Suntory is arguably the first Japanese whisky (or whiskey). The Yamazaki distillery outside Kyoto was Japan’s first official whisky distillery (followed closely by Nikka). Suntory is also the largest Japanese whisky brand, also followed closely by Nikka. Suntory may be best known in Malta and the rest of the world for the phrase “For relaxing times, make it Suntory time” in the film “Lost in Translation” in which Bill Murray films a commercial for the spirit, repeating the phrase over and over again.
Shinjirō Torii, the founder, worked as an apprentice at a store in Osaka in the late 1880s, where Western-style liquors were sold. The developed the whisky’s flavour profile was based on that of the Scotch whisky he tasted while on the job. Torii, however, envisioned a Japanese approach by choosing a terrain and climate completely different from those of Scotland. Suntory Whisky is now the fusion of the delicate forces of Japanese nature itself combined with the passion and precision of the best Japanese artisans. The brand officially changed its name in 1963 to Suntory, a manipulation of the Japanese words “san,” meaning “three”, likely after Torii’s three sons, and “Torii”, for the brand’s founder.

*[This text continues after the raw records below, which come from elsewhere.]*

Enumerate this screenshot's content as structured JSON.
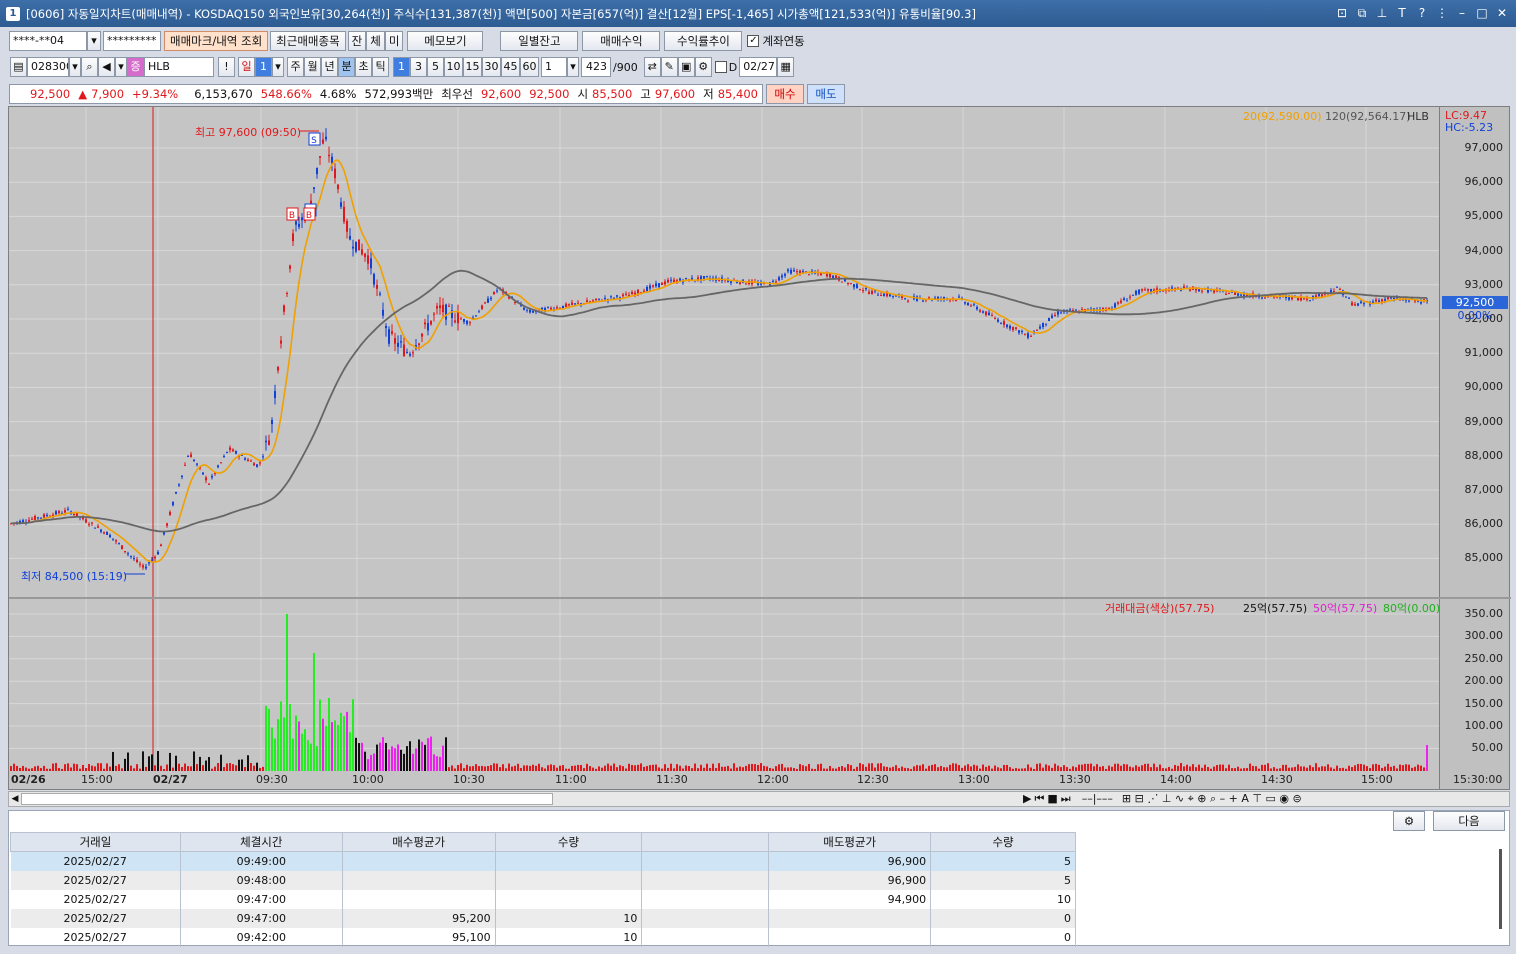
{
  "window": {
    "number": "1",
    "title": "[0606] 자동일지차트(매매내역) - KOSDAQ150 외국인보유[30,264(천)] 주식수[131,387(천)] 액면[500] 자본금[657(억)] 결산[12월] EPS[-1,465] 시가총액[121,533(억)] 유통비율[90.3]"
  },
  "toolbar1": {
    "account": "****-**04",
    "password": "*********",
    "btn_trade_marks": "매매마크/내역 조회",
    "btn_recent_items": "최근매매종목",
    "btn_jan": "잔",
    "btn_che": "체",
    "btn_mi": "미",
    "btn_memo": "메모보기",
    "btn_daily_balance": "일별잔고",
    "btn_trade_profit": "매매수익",
    "btn_profit_trend": "수익률추이",
    "account_link_label": "계좌연동"
  },
  "toolbar2": {
    "code": "028300",
    "stock_badge": "증",
    "stock_name": "HLB",
    "period_day": "일",
    "period_value": "1",
    "period_week": "주",
    "period_month": "월",
    "period_year": "년",
    "period_minute": "분",
    "period_sec": "초",
    "period_tick": "틱",
    "intervals": [
      "1",
      "3",
      "5",
      "10",
      "15",
      "30",
      "45",
      "60"
    ],
    "custom_interval": "1",
    "count": "423",
    "count_max": "/900",
    "d_label": "D",
    "date": "02/27"
  },
  "infobar": {
    "price": "92,500",
    "change_arrow": "▲",
    "change": "7,900",
    "change_pct": "+9.34%",
    "volume": "6,153,670",
    "vol_ratio": "548.66%",
    "turnover": "4.68%",
    "amount": "572,993백만",
    "best_bid_label": "최우선",
    "best_ask": "92,600",
    "best_bid": "92,500",
    "open_label": "시",
    "open": "85,500",
    "high_label": "고",
    "high": "97,600",
    "low_label": "저",
    "low": "85,400",
    "buy_btn": "매수",
    "sell_btn": "매도"
  },
  "chart_data": {
    "type": "line",
    "legend": {
      "ma20": "20(92,590.00)",
      "ma120": "120(92,564.17)",
      "stock": "HLB",
      "lc": "LC:9.47",
      "hc": "HC:-5.23"
    },
    "price_ticks": [
      "97,000",
      "96,000",
      "95,000",
      "94,000",
      "93,000",
      "92,000",
      "91,000",
      "90,000",
      "89,000",
      "88,000",
      "87,000",
      "86,000",
      "85,000"
    ],
    "current_price_tag": "92,500",
    "current_pct_tag": "0.00%",
    "high_annotation": "최고 97,600 (09:50)",
    "low_annotation": "최저 84,500 (15:19)",
    "marks": [
      "S",
      "B",
      "S",
      "B"
    ],
    "volume_legend": {
      "amount": "거래대금(색상)(57.75)",
      "ma25": "25억(57.75)",
      "ma50": "50억(57.75)",
      "ma80": "80억(0.00)"
    },
    "volume_ticks": [
      "350.00",
      "300.00",
      "250.00",
      "200.00",
      "150.00",
      "100.00",
      "50.00"
    ],
    "time_labels": [
      "02/26",
      "15:00",
      "02/27",
      "09:30",
      "10:00",
      "10:30",
      "11:00",
      "11:30",
      "12:00",
      "12:30",
      "13:00",
      "13:30",
      "14:00",
      "14:30",
      "15:00",
      "15:30:00"
    ],
    "ylim": [
      84300,
      97900
    ],
    "ma20_color": "#f0a000",
    "ma120_color": "#666666",
    "up_color": "#e0181b",
    "down_color": "#1040d8"
  },
  "grid_panel": {
    "next_button": "다음",
    "columns": [
      "거래일",
      "체결시간",
      "매수평균가",
      "수량",
      "",
      "매도평균가",
      "수량"
    ],
    "rows": [
      [
        "2025/02/27",
        "09:49:00",
        "",
        "",
        "",
        "96,900",
        "5"
      ],
      [
        "2025/02/27",
        "09:48:00",
        "",
        "",
        "",
        "96,900",
        "5"
      ],
      [
        "2025/02/27",
        "09:47:00",
        "",
        "",
        "",
        "94,900",
        "10"
      ],
      [
        "2025/02/27",
        "09:47:00",
        "95,200",
        "10",
        "",
        "",
        "0"
      ],
      [
        "2025/02/27",
        "09:42:00",
        "95,100",
        "10",
        "",
        "",
        "0"
      ]
    ]
  }
}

World War II ignited a thirst for whisky in both Japanese and American soldiers. In Japan, sales of whisky rose each year during the war, making wartime one of the most profitable years in history for Japanese whisky brands like Suntory and Nikka. The nation’s demand for whisky continued to grow in postwar years and for decades to come, causing the spirit to become the most consumed alcohol category in Japan at the time. This is due in part to high levels of consumption by occupying American soldiers, who preferred Japanese beer and whisky to sake.
Suntory’s whisky distillers utilize a diverse array of fermentation, mixing, and malting processes, allowing its distilleries to produce over 100 different single-malt whiskies made in various copper pot stills and oak casks.